Wash and dry the Rhubarb, cut into 1.5” pieces and place in a bowl. Sprinkle caster sugar on top, leave for 20 mins.
Place the Rhubarb on a lined baking tray and roast in the oven @120c 10 mins. Set aside to cool.
Shortcrust Pastry
Add the flour and cold butter to a bowl, use an electric beater to mix together until bread crumb consistency.
Change to the kneader attachment, whilst mixing slowly add the cold water into the pastry dough.
Once you have the right consistency wrap the pastry in cling film and chill in the fridge for 30 mins.
Roll out the shortcrust pastry on a flour dusted work top then add to a 8” round pastry tin.
Blind bake the tart case for 15 mins @160c, remove the baking beans or rice and bake for another 10 mins.
Custard Filling
Whisk the eggs, yolks, vanilla extract, caster sugar, nutmeg and cinnamon in a bowl, set aside.
Heat the milk and cream in a sauce pan until hot but not boiling.

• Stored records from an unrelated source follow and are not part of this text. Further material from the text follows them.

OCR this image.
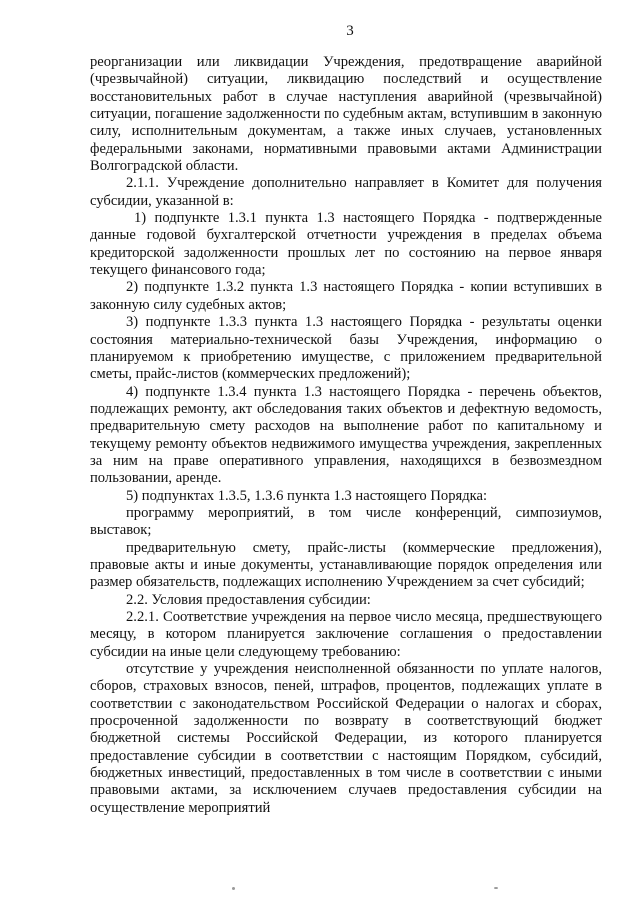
3

реорганизации или ликвидации Учреждения, предотвращение аварийной (чрезвычайной) ситуации, ликвидацию последствий и осуществление восстановительных работ в случае наступления аварийной (чрезвычайной) ситуации, погашение задолженности по судебным актам, вступившим в законную силу, исполнительным документам, а также иных случаев, установленных федеральными законами, нормативными правовыми актами Администрации Волгоградской области.

2.1.1. Учреждение дополнительно направляет в Комитет для получения субсидии, указанной в:

1) подпункте 1.3.1 пункта 1.3 настоящего Порядка - подтвержденные данные годовой бухгалтерской отчетности учреждения в пределах объема кредиторской задолженности прошлых лет по состоянию на первое января текущего финансового года;

2) подпункте 1.3.2 пункта 1.3 настоящего Порядка - копии вступивших в законную силу судебных актов;

3) подпункте 1.3.3 пункта 1.3 настоящего Порядка - результаты оценки состояния материально-технической базы Учреждения, информацию о планируемом к приобретению имуществе, с приложением предварительной сметы, прайс-листов (коммерческих предложений);

4) подпункте 1.3.4 пункта 1.3 настоящего Порядка - перечень объектов, подлежащих ремонту, акт обследования таких объектов и дефектную ведомость, предварительную смету расходов на выполнение работ по капитальному и текущему ремонту объектов недвижимого имущества учреждения, закрепленных за ним на праве оперативного управления, находящихся в безвозмездном пользовании, аренде.

5) подпунктах 1.3.5, 1.3.6 пункта 1.3 настоящего Порядка:

программу мероприятий, в том числе конференций, симпозиумов, выставок;

предварительную смету, прайс-листы (коммерческие предложения), правовые акты и иные документы, устанавливающие порядок определения или размер обязательств, подлежащих исполнению Учреждением за счет субсидий;

2.2. Условия предоставления субсидии:

2.2.1. Соответствие учреждения на первое число месяца, предшествующего месяцу, в котором планируется заключение соглашения о предоставлении субсидии на иные цели следующему требованию:

отсутствие у учреждения неисполненной обязанности по уплате налогов, сборов, страховых взносов, пеней, штрафов, процентов, подлежащих уплате в соответствии с законодательством Российской Федерации о налогах и сборах, просроченной задолженности по возврату в соответствующий бюджет бюджетной системы Российской Федерации, из которого планируется предоставление субсидии в соответствии с настоящим Порядком, субсидий, бюджетных инвестиций, предоставленных в том числе в соответствии с иными правовыми актами, за исключением случаев предоставления субсидии на осуществление мероприятий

Pour into the egg mix bowl.
Pour the custard mix into a clean sauce pan on a low to medium heat, stir continuously until thick. Do not over cook, if the custard become lumpy you can continue to whisk the mixture or mix in a blender.
Pour custard into the pastry case and top with the rhubarb, bake in the oven @160c for 25 mins.
Toppings
Once the tart has completely cooled sprinkle chopped pistachio nuts and grate lime zest around the edge of the tart.